How have all the factors above been brought together to estimate a fair value?
  • The analysts have a consensus price target of $112.684 for Rubrik based on their expectations of its future earnings growth, profit margins and other risk factors. However, there is a degree of disagreement amongst analysts, with the most bullish reporting a price target of $125.0, and the most bearish reporting a price target of just $97.0.
  • In order for you to agree with the analyst's consensus, you'd need to believe that by 2028, revenues will be $2.0 billion, earnings will come to $257.3 million, and it would be trading on a PE ratio of 130.2x, assuming you use a discount rate of 8.5%.
  • Given the current share price of $87.72, the analyst price target of $112.68 is 22.2% higher.
  • We always encourage you to reach your own conclusions though.
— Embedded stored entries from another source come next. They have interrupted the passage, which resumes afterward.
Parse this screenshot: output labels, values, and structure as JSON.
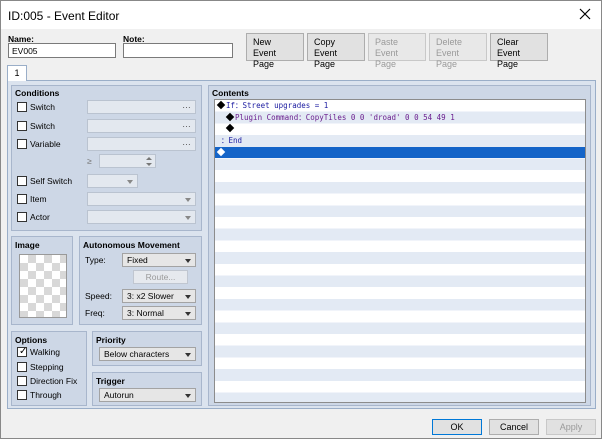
{
  "window": {
    "title": "ID:005 - Event Editor"
  },
  "header": {
    "name_label": "Name:",
    "name_value": "EV005",
    "note_label": "Note:",
    "note_value": "",
    "buttons": [
      {
        "line1": "New",
        "line2": "Event Page",
        "enabled": true
      },
      {
        "line1": "Copy",
        "line2": "Event Page",
        "enabled": true
      },
      {
        "line1": "Paste",
        "line2": "Event Page",
        "enabled": false
      },
      {
        "line1": "Delete",
        "line2": "Event Page",
        "enabled": false
      },
      {
        "line1": "Clear",
        "line2": "Event Page",
        "enabled": true
      }
    ]
  },
  "tabs": [
    {
      "label": "1"
    }
  ],
  "conditions": {
    "title": "Conditions",
    "switch1": "Switch",
    "switch2": "Switch",
    "variable": "Variable",
    "ge": "≥",
    "self_switch": "Self Switch",
    "item": "Item",
    "actor": "Actor"
  },
  "image": {
    "title": "Image"
  },
  "autonomous": {
    "title": "Autonomous Movement",
    "type_label": "Type:",
    "type_value": "Fixed",
    "route_label": "Route...",
    "speed_label": "Speed:",
    "speed_value": "3: x2 Slower",
    "freq_label": "Freq:",
    "freq_value": "3: Normal"
  },
  "options": {
    "title": "Options",
    "walking": "Walking",
    "walking_checked": true,
    "stepping": "Stepping",
    "direction_fix": "Direction Fix",
    "through": "Through",
    "checkmark": "✓"
  },
  "priority": {
    "title": "Priority",
    "value": "Below characters"
  },
  "trigger": {
    "title": "Trigger",
    "value": "Autorun"
  },
  "contents": {
    "title": "Contents",
    "lines": [
      {
        "prefix": "If",
        "sep": "：",
        "text": "Street upgrades = 1"
      },
      {
        "prefix": "Plugin Command",
        "sep": "：",
        "text": "CopyTiles 0 0 'droad' 0 0 54 49 1"
      },
      {
        "prefix": "",
        "sep": "",
        "text": ""
      },
      {
        "prefix": "",
        "sep": "：",
        "text": "End"
      },
      {
        "prefix": "",
        "sep": "",
        "text": ""
      }
    ]
  },
  "footer": {
    "ok": "OK",
    "cancel": "Cancel",
    "apply": "Apply"
  }
}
So sense check these analyst numbers against your own assumptions and expectations based on your understanding of the business and what you believe is probable.

How well do narratives help inform your perspective?

Disclaimer

AnalystConsensusTarget is a tool utilizing a Large Language Model (LLM) that ingests data on consensus price targets, forecasted revenue and earnings figures, as well as the transcripts of earnings calls to produce qualitative analysis. The narratives produced by AnalystConsensusTarget are general in nature and are based solely on analyst data and publicly-available material published by the respective companies. These scenarios are not indicative of the company's future performance and are exploratory in nature. Simply Wall St has no position in the company(s) mentioned. Simply Wall St may provide the securities issuer or related entities with website advertising services for a fee, on an arm's length basis. These relationships have no impact on the way we conduct our business, the content we host, or how our content is served to users. The price targets and estimates used are consensus data, and do not constitute a recommendation to buy or sell any stock, and they do not take account of your objectives, or your financial situation. Note that AnalystConsensusTarget's analysis may not factor in the latest price-sensitive company announcements or qualitative material.